Walk All Over Me
Review by Paul Townend
What a mess. Walk All Over Me is a film that advertises itself as a titillating tale of a dominatrix and her submissive clients, but deviates rapidly into a rather unpleasant crime thriller with lots of mashed-in faces and gratuitous violence.
Alberta (Leelee Sobiski) is a hapless convenience store clerk who screws up once too often and hightails it out of her nowhere Alberta town for Vancouver, where she hopes to restart her life with a friend, Celine (Tricia Helfer), who used to baby sit her as a kid. Trouble is, Celine has reinvented herself as a high-price dominatrix, with a life plan to become anactress when she has put aside enough cash. She views the arrival of Alberta as a nuisance and agrees to allow her to stay only if she “doesn’t screw up again.”
Things move along smoothly at first, until Alberta decides to cash in with Celine`s clients and assumes the role of a bumbling, amateur dominatrix. Her first client, Paul (Jacob Teirney), seems harmless enough – he wants to be treated like an affectionate puppy – until three violent hoods turn up, demanding money they think Paul has stolen from them, a cool half-a-million dollars. From this point on, the Walk All Over Me goes seriously off the rails as Alberta and Celine must find a way to lose the hoods and grab the cash. With a lot of wasted footage, the enterprising ladies eventually come out on top, proving it`s hard to keep a good dominatrix down.

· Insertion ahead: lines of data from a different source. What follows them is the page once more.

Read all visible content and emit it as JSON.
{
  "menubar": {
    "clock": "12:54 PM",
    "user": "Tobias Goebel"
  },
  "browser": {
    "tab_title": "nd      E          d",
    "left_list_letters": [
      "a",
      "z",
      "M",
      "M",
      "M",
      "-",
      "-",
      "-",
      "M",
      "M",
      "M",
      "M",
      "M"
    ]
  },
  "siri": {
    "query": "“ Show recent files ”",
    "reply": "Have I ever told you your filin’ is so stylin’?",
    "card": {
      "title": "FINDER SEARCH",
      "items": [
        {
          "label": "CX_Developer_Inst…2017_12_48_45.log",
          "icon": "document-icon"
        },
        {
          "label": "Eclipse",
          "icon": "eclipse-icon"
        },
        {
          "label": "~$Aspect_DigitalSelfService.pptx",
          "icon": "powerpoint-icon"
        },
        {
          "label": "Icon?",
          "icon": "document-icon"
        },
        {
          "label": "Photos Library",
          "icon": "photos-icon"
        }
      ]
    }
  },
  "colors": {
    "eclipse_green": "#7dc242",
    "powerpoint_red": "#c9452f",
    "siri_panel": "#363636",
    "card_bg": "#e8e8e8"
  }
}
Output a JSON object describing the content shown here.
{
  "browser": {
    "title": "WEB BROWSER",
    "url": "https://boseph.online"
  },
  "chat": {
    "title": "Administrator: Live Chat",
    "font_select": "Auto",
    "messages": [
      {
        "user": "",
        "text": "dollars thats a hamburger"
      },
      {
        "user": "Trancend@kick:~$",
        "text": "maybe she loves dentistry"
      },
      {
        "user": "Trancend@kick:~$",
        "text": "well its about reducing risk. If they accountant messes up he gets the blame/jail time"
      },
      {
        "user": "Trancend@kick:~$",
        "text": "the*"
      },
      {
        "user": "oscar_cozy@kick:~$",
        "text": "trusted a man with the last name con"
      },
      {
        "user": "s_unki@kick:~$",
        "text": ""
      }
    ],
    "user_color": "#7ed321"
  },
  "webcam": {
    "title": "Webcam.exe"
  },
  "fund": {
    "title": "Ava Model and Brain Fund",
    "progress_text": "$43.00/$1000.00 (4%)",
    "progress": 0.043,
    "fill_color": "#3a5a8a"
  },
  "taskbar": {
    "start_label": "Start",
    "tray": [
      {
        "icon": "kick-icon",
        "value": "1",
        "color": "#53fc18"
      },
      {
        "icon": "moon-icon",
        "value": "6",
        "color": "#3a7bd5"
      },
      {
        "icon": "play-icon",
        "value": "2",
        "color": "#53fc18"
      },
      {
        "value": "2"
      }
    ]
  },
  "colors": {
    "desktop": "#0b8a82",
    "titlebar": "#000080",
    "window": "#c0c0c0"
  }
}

Walk All Over Me is a classic example of a film that`s interesting for the first 45 minutes, but falls apart after that. Many scenes in the middle with the hoods, apart from being very violent, don’t amount to much or tell us anything about the two ladies, and the resolution, when it finally comes, amounts to very little. Director Robert Cuffley has some stylish flourishes, with lots of overhead shots, that presumably come from his background as a music video director, but he is let down by his own script, which is an unsettling mixture of kinky sex (which is never fully explored), offbeat humour, and low-rent crime melodrama.

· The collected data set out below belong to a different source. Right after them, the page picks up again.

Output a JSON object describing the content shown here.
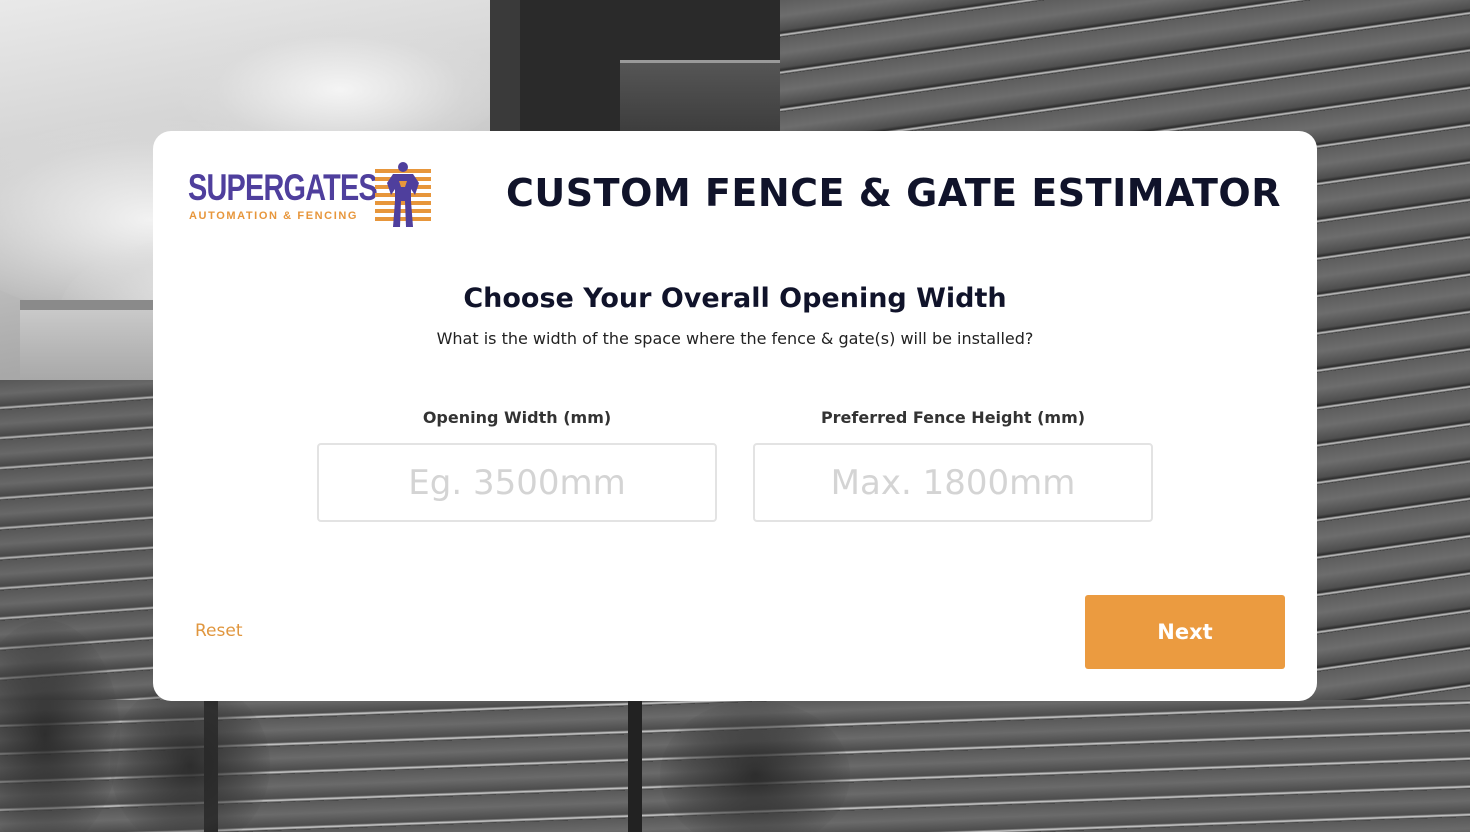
{
  "brand": {
    "name": "SUPERGATES",
    "tagline": "AUTOMATION & FENCING",
    "primary_color": "#4f3f9d",
    "accent_color": "#e7963b"
  },
  "header": {
    "title": "CUSTOM FENCE & GATE ESTIMATOR"
  },
  "step": {
    "heading": "Choose Your Overall Opening Width",
    "subheading": "What is the width of the space where the fence & gate(s) will be installed?"
  },
  "fields": {
    "width": {
      "label": "Opening Width (mm)",
      "value": "",
      "placeholder": "Eg. 3500mm"
    },
    "height": {
      "label": "Preferred Fence Height (mm)",
      "value": "",
      "placeholder": "Max. 1800mm"
    }
  },
  "actions": {
    "reset_label": "Reset",
    "next_label": "Next",
    "next_color": "#eb9b40"
  }
}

He is also let down by his leading ladies, who look great in tight bodices and push-up bras but have limited acting abilities. Lothaire Bluteau gives a creditable, creepy performance as a violence-loving gangster who has his own needs to dominate his two idiot accomplices, nicely played by Michael Eklund and Michael Adamthewaite, who provide much of the humour.
Walk All Over Me was picked up Harvey Weinstein for distribution after it was screened at the Toronto and Calgary film festivals earlier this year, and will certainly do better than Cuffley’s debut feature from 2002, the dreary melodrama Turning Paige. If he keeps at it, he possibly has a career in the movies, but he would be better severed by a more accomplished screenwriter than himself.